Le massif du mont Brome est l'une des neuf collines montérégiennes qui s'élèvent au-dessus du paysage dans les environs de Montréal, avec notamment le mont Saint-Hilaire, le mont Royal, le mont Saint-Bruno et le mont Rougemont.

« Les Montérégiennes sont à peu près le seul vestige de nos forêts précoloniales des basses terres du Saint-Laurent. Tout le reste a été exploité et tout le reste est cultivé ou à peu près, ou a été modifié de façon significative », dit Joël Bonin, directeur de Conservation de la nature Canada, l'organisme à but non lucratif qui doit fournir l'avis d'ici la fin de l'année au promoteur Bromont Immobilier.

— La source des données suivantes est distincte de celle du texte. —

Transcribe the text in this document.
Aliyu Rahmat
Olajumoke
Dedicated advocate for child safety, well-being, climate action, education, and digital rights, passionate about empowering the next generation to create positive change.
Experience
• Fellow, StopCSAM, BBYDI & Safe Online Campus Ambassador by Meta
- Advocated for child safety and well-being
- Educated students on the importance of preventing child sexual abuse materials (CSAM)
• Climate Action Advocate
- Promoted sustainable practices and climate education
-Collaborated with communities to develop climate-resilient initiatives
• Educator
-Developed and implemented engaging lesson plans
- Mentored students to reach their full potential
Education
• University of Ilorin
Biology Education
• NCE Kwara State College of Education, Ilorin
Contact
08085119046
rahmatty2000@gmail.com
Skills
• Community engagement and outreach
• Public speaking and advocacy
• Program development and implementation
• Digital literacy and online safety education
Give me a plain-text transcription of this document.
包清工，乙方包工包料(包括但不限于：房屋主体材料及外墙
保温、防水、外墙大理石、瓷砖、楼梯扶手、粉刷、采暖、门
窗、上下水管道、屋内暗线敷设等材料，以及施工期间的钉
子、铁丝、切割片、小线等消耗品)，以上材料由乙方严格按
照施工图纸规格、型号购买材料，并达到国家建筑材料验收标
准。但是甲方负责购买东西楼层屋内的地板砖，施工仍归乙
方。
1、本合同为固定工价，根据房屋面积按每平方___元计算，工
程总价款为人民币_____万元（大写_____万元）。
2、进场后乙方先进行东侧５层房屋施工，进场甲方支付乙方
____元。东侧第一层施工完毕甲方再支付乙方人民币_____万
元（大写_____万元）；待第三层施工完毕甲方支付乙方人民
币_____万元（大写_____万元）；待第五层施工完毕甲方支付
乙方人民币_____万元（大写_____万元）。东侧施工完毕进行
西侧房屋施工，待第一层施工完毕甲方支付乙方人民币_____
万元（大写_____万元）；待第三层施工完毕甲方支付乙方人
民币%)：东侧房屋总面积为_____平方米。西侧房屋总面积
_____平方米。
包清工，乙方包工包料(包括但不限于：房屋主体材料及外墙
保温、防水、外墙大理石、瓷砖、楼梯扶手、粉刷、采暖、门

Le territoire visé compte plusieurs milieux ou espèces à protéger, dont la salamandre pourpre, qu'on retrouve uniquement au Québec, et « trois grands marais et une tourbière en plein coeur du parc, indique Michel Matteau, président des Amis des sentiers de Bromont. C'est une zone de conservation prioritaire. » 

« Avec ces marais-là viennent des espèces précaires tant au niveau floristique qu'animal. Il faut qu'on trouve le moyen de protéger ces milieux-là pour favoriser ces milieux de vie », dit Michel Matteau.

Si ces groupes et la municipalité parviennent à compléter le financement, ils vont créer un parc de près de 500 acres, le parc des Sommets, où le réseau existant de sentiers de marche, de vélo, de raquette et de ski de fond serait mis en valeur. Un refuge sous forme de cabane à sucre serait aussi construit et pourrait abriter un petit musée de l'érable, pour souligner le passé acéricole des lieux.

UNE SIGNIFICATION PARTICULIÈRE

Pour Gérald Désourdy, le parc revêt une signification particulière : c'est son père Roland qui était propriétaire du massif et, lorsqu'il était plus jeune, il faisait partie de son vaste terrain de jeu. Il espère qu'il en sera de même pour ses enfants et ses petits-enfants, et pour les générations à venir de Bromontois et de visiteurs.

Son frère Charles, quant à lui, n'en démord pas et maintient que son projet ne représente que le développement d'une portion limitée du territoire, qu'une bonne partie de ce dernier pourrait continuer à être utilisée par les cyclistes et les marcheurs, et qu'il entend se plier à toutes les normes et aux principes du développement durable.

« Je n'ai aucune idée pourquoi mes deux frères en mars 2013 ont décidé de crinquer la population à empêcher ce projet-là et d'investir ces sommes-là... et de les convaincre, surtout ! Je ne sais pas. Encore aujourd'hui, je suis convaincu qu'un dossier clair avec un choix et un référendum, je ne pense pas qu'on serait rendu là, mais... »

« Là, on arrive à midi moins une et on va voir où ça nous mène. »

***

LA SAGA EN CINQ TEMPS

• SEPTEMBRE 2013: La Ville donne une approbation conditionnelle au projet de Bromont Immobilier.

• AVRIL 2013: Des citoyens remettent une pétition de plus de 4000 noms pour s'y opposer.

• JUILLET 2015: La municipalité rejette finalement le projet.

• JUILLET 2015: Bromont Immobilier intente une poursuite.

• NOVEMBRE 2016: Un règlement à l'amiable intervient et prévoit la date butoir du 31 décembre 2017.